Background
Infrared (IR) imaging systems are gaining importance and much attention when there is a need to deal with civilian or military equipment. These types of equipment are used everywhere whether the applications are military (target acquisition, surveillance, homing, and tracking) or non- military including remote temperature sensing, thermal efficiency analysis, weather forecasting, spectroscopy, and environmental monitoring.
Challenges
There are various IR detection and tracking systems available, but segmentation of IR ship images is one of the most difficult problems to solve. This is due to IR imaging equipment limitations and differences in sea conditions. In ship images, these limitations are primarily replicated as intensity inhomogeneity, sea clutters, and noise in ship images.
Research Goal
This project seeks to offer a region-based framework for ship detection in IR images to address the key criteria of precise segmentation of IR ship images in the face of all the above challenges. Furthermore, this project demonstrates that by simply searching around the conspicuous regions of the input image, the speed and accuracy of IR ship detection algorithms may be improved.
Proposed Solution
The saliency map of the input image was generated using the Graph-Based Visual Saliency (GBVS) technique to achieve the desired goal and identify the most salient regions. After identifying the saliency map, multilevel thresholding of the saliency map is performed to get the ranked salient regions of the input image. Top-k sections are further processed to obtain fine segmentation of the target. A region-based framework is developed for this aim, which is based on the spatial constraint-based fuzzy c-mean algorithm segmentation approach. This framework is introduced together with an approach for determining the cluster selection threshold.
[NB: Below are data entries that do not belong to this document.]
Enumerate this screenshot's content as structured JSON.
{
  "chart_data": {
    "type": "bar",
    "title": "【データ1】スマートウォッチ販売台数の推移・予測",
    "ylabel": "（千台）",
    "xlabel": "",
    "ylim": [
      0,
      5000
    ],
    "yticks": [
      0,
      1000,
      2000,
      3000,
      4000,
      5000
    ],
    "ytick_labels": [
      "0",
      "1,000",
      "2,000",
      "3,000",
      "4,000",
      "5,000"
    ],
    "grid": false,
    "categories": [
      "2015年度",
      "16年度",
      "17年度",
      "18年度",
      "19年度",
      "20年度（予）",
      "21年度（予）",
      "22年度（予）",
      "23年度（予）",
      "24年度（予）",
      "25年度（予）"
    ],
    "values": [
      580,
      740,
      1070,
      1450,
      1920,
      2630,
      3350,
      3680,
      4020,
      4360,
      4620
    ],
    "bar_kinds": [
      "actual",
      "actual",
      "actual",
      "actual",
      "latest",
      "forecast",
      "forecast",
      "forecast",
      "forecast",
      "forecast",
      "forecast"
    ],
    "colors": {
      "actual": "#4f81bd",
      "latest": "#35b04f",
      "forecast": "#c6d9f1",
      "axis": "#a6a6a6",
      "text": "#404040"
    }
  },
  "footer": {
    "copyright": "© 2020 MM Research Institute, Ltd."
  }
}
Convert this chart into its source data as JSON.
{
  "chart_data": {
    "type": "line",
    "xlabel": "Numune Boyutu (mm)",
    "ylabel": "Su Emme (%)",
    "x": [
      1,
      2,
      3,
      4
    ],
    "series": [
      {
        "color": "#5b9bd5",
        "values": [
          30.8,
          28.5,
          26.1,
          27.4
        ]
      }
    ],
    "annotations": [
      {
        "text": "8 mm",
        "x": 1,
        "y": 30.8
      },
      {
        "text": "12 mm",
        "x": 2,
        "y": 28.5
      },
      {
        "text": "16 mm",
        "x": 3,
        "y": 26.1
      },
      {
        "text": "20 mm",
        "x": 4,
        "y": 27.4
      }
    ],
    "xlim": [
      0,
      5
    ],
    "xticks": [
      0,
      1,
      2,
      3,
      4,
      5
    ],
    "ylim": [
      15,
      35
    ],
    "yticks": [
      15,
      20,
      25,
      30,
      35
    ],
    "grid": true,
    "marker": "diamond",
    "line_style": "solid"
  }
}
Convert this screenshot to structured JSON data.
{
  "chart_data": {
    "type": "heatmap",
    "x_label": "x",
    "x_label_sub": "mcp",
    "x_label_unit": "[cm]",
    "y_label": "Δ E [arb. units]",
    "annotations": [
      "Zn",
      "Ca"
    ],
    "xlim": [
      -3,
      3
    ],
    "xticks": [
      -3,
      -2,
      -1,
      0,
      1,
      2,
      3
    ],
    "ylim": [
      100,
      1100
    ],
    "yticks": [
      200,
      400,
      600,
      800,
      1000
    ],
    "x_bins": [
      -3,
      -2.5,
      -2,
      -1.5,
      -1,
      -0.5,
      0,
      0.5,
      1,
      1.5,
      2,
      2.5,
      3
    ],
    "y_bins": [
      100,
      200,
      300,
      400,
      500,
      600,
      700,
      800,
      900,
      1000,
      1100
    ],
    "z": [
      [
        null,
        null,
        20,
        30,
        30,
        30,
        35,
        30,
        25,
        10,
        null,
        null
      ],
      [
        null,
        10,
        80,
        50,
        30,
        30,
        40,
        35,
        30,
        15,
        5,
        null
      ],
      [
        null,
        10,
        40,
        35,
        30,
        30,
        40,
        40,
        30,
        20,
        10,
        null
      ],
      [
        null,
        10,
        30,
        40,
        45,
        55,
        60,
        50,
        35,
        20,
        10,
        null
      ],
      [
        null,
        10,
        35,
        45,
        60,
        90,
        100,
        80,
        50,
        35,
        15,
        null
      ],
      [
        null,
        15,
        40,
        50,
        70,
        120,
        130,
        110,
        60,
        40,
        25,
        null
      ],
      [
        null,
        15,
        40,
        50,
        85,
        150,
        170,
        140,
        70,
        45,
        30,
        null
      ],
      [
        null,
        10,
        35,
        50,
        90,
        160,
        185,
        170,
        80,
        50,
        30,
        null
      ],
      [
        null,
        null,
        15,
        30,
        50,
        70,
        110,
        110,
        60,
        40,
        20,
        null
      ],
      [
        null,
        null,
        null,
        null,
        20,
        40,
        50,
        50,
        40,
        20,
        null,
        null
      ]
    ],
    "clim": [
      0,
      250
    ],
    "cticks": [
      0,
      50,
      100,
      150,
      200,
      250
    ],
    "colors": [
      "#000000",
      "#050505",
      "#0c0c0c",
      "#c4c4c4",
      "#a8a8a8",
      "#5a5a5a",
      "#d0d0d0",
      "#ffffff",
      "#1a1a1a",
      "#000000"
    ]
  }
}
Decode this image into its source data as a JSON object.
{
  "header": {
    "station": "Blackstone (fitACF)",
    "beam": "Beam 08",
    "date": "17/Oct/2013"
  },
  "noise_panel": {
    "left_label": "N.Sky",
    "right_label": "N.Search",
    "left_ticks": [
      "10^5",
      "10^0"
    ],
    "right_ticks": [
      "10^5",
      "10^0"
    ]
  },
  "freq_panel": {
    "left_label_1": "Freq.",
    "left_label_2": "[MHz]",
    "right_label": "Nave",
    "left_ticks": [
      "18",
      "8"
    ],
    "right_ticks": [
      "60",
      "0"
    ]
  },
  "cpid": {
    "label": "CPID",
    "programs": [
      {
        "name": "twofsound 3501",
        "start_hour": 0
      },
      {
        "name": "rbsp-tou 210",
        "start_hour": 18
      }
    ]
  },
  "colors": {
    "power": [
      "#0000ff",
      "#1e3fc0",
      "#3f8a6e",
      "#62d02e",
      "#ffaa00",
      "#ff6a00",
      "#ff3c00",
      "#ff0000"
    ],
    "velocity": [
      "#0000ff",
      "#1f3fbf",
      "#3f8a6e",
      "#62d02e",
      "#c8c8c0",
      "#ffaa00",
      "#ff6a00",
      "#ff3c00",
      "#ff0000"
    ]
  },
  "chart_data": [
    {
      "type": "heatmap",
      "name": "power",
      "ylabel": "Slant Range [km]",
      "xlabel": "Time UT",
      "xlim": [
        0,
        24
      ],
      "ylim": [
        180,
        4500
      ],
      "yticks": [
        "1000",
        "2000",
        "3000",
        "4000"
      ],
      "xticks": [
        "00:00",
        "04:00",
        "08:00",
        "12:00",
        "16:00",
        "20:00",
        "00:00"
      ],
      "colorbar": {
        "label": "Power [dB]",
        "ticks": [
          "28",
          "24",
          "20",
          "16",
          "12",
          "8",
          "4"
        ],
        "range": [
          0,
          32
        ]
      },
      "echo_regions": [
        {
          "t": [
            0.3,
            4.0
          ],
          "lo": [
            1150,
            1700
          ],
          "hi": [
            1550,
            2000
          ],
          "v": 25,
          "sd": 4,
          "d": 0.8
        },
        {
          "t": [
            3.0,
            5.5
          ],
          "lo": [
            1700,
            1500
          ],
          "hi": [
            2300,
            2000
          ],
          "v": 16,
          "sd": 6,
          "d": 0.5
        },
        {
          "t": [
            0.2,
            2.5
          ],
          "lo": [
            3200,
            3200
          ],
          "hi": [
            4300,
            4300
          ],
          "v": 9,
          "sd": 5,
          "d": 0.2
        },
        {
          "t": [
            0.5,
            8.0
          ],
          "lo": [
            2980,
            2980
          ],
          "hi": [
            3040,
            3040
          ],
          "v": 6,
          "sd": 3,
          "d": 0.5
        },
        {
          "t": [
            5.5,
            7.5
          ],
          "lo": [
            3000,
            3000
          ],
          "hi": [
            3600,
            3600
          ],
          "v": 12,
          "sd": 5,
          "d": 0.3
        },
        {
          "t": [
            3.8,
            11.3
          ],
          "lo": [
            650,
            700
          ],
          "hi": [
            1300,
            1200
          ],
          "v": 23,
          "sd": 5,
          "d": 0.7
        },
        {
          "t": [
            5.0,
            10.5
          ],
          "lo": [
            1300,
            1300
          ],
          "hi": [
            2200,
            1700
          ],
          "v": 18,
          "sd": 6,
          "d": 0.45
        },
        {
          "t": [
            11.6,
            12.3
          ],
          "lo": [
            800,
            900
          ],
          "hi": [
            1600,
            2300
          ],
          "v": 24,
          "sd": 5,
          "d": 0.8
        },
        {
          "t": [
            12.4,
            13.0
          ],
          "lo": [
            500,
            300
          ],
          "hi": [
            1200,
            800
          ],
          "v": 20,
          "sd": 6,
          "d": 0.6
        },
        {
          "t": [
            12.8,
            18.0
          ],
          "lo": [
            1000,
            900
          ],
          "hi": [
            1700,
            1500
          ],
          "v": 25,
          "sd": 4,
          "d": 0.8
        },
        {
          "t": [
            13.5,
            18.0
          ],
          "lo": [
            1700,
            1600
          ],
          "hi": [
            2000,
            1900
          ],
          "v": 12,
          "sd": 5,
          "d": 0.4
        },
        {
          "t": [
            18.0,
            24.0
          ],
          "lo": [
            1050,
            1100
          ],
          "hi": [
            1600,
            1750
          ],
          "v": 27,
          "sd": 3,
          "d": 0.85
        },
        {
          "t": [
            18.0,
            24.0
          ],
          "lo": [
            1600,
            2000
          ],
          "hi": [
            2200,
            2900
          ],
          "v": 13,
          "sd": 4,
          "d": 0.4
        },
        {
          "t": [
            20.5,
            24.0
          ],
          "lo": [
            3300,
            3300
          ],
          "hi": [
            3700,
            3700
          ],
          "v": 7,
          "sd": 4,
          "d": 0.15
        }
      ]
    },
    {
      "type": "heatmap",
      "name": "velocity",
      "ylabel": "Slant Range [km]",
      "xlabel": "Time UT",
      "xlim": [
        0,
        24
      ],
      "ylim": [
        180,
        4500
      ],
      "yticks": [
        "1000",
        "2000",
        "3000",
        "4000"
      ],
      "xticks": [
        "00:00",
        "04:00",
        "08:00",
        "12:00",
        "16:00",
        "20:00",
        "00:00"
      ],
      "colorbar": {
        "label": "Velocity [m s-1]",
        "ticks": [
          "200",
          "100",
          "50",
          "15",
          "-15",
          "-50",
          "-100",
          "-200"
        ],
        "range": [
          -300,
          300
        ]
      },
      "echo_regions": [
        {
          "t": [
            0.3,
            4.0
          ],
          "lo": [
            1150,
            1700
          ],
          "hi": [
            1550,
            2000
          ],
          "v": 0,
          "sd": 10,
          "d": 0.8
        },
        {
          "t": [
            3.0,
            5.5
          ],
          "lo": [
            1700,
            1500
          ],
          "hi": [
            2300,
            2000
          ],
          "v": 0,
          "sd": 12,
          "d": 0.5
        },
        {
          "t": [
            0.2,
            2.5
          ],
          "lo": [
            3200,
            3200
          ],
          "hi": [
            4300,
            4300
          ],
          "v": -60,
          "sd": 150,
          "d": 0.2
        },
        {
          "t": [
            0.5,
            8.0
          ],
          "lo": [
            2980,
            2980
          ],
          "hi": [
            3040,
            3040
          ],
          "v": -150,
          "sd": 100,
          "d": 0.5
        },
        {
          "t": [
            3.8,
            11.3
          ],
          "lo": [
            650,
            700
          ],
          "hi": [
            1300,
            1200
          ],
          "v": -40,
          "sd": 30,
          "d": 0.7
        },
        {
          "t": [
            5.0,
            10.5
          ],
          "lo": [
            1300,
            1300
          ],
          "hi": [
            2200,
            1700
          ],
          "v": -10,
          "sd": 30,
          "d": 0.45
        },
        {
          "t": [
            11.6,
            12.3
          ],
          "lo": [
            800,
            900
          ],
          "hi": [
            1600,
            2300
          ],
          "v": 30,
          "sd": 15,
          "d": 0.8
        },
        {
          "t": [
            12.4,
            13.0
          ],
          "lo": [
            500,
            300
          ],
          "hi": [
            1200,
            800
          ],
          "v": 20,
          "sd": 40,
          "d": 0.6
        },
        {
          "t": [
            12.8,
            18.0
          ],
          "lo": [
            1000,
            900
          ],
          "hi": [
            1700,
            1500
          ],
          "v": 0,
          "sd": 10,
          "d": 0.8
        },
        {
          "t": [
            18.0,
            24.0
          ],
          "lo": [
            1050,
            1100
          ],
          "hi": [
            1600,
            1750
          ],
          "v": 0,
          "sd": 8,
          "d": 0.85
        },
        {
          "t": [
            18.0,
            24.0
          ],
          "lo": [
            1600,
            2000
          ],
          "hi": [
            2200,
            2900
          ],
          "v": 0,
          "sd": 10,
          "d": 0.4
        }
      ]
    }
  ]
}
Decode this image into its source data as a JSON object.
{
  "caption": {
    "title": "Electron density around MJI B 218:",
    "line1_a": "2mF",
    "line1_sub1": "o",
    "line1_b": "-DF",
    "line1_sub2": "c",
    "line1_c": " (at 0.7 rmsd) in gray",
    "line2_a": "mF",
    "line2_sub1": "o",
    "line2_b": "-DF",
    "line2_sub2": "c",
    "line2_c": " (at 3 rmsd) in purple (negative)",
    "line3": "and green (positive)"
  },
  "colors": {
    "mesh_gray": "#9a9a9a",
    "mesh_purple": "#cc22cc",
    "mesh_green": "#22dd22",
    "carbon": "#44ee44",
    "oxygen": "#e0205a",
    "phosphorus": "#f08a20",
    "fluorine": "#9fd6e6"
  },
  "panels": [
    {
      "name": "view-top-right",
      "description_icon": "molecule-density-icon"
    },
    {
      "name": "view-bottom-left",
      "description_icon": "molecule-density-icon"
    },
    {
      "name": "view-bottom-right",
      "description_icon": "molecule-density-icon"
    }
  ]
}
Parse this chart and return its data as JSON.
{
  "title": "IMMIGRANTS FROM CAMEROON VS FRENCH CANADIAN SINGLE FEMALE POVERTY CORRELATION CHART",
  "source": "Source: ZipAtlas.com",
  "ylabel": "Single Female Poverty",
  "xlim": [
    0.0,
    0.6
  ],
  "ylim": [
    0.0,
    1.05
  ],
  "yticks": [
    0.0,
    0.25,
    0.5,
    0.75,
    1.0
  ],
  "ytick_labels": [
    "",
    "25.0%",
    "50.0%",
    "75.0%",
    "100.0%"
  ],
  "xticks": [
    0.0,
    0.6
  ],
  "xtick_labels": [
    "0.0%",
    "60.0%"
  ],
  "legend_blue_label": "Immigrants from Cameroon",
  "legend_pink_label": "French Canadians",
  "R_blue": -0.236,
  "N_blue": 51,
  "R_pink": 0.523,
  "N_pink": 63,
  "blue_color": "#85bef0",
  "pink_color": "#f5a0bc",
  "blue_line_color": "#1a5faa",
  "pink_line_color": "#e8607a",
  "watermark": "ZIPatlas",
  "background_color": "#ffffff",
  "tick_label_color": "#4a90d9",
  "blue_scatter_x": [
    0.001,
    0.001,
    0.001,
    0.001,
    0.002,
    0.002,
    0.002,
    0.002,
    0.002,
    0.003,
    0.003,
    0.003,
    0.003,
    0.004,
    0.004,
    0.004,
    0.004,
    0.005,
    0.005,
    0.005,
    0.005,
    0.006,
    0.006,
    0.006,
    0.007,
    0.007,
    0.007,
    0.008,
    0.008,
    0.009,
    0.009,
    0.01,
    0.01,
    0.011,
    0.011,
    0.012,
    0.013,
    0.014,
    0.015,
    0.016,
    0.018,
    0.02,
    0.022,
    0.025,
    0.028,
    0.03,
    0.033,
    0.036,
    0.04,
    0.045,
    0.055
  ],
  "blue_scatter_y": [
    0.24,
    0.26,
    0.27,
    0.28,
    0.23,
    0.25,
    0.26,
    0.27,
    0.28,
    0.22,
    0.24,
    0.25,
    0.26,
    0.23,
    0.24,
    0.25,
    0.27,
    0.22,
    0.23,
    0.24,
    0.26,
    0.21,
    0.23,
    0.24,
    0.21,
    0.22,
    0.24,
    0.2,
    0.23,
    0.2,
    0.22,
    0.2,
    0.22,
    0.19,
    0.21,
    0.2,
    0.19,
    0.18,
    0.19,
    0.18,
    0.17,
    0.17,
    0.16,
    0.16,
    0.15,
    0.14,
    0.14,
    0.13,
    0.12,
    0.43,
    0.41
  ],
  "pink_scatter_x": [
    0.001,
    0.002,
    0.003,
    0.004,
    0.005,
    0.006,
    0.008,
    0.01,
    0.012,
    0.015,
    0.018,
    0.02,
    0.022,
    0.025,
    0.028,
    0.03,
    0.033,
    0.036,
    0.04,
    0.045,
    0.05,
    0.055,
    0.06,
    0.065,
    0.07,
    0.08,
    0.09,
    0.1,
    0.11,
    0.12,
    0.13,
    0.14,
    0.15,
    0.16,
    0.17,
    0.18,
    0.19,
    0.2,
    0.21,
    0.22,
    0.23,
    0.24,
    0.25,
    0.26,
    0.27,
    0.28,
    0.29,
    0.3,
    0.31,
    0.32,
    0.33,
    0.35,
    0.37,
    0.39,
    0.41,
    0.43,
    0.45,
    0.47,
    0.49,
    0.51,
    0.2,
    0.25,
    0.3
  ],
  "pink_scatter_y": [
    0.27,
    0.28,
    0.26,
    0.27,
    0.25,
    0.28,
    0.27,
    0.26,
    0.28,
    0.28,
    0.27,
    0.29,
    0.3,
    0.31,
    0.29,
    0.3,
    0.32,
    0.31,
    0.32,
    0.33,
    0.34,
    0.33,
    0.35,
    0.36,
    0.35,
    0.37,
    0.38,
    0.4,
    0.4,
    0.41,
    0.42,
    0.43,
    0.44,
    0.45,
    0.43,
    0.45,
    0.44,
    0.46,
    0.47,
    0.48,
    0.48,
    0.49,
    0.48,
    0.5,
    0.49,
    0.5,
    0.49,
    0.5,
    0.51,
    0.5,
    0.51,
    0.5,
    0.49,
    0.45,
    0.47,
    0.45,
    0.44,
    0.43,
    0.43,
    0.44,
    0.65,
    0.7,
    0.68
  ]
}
The flow of the IR ship detection algorithm is presented
To evaluate the performance of the proposed framework on IR ship detection in challenging images, experiments were performed on a data set of 18 diverse images collected from different sources.
Results
Comparison of the region-based FCM algorithm with FCMI is performed to assess performance using standard measurements such as accuracy, recall, and F-score. In addition to these performance measures, the average segmentation time of each algorithm is calculated.
According to the experiments, FCMR has an average F-Score of 0.576, which is 13% higher than the average F-Score of the image-based method FCMI, which is 0.445. Similarly, the execution time of FCMR (1.498sec) is faster than that of the similar image-based algorithm (2.843sec).
Limitations
Out of some of the issues encountered throughout the project’s implementation, one was that of the lack of sufficient publically accessible IR ship picture collections. Furthermore, because the proposed FCMR is an iterative segmentation approach, choosing the right number of iterations is essential for successful segmentation.
Conclusion
This led to the conclusion that a region-based algorithm is better in terms of both accuracy and efficiency. From the findings, it is evident that the proposed framework is very effective and perform better compared to the methods which directly search the target in the entire image.